Lab Projects
Fetal Therapy for Krabbe Disease
Krabbe (crab-ā) disease is a fatal lysosomal storage disorder resulting from a mutation in the glucocerebrosidase gene. Without a functional gene, patients have accumulation of a byproduct called psychosine that is toxic to the cells in the brain and peripheral nervous system that produces the myelin required for the transduction of neuronal signals. With progressive neurodegeneration of infantile-onset Krabbe, patients often die by the age of 2. The only therapy for infantile-onset Krabbe disease is a hematopoietic stem cell transplant, however this can only be given prior to symptom onset and even then has high morbidity and poor outcomes. Given the devastating outcomes of this disease, it is ideal for the study of prenatal intervention.
Current FDA-approved gene therapies all utilize adeno-associated viral (AAV) gene delivery given the low immune response and minimal off-target integration. For rapid translation to the clinical setting, AAV vectors have the most direct path forward. Certain AAV serotypes including AAV9 can even cross the neonatal blood brain barrier. We are investigating the prenatal delivery of AAV vectors to treat Krabbe disease before birth.

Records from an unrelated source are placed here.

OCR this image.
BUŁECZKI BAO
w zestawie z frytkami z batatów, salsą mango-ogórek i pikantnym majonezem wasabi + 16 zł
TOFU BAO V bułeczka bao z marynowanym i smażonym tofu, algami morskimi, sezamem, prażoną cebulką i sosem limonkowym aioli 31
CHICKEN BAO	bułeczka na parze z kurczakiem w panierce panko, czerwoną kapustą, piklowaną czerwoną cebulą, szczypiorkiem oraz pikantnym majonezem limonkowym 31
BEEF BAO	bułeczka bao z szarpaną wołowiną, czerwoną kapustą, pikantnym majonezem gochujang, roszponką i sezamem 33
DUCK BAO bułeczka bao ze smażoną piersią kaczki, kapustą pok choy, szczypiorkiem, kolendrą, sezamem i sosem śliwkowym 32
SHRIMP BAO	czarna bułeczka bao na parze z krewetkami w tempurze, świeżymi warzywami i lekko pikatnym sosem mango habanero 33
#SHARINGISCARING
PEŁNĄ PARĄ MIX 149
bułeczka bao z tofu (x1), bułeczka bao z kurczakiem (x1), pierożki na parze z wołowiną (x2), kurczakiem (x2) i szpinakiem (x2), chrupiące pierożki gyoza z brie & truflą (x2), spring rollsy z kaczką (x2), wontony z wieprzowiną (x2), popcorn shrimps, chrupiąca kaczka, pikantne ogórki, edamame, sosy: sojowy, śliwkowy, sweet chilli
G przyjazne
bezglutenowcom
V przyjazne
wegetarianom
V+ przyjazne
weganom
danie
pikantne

Bringing Clinical Trials for Fetal Gene and Cell Therapies to Cincinnati Children’s
As new gene and cellular therapies emerge for fetal treatment, Cincinnati Children’s is uniquely poised to coordinate with clinical trials. The Cincinnati Children’s Fetal Care Center is one of the highest volume centers in the country. As a quaternary center, Cincinnati Children’s cares for many rare single gene disorders that may benefit from gene and cellular therapy. Plus, the Division of Human Genetics has a clinical trial program with vast experience coordinating industry and academic trials.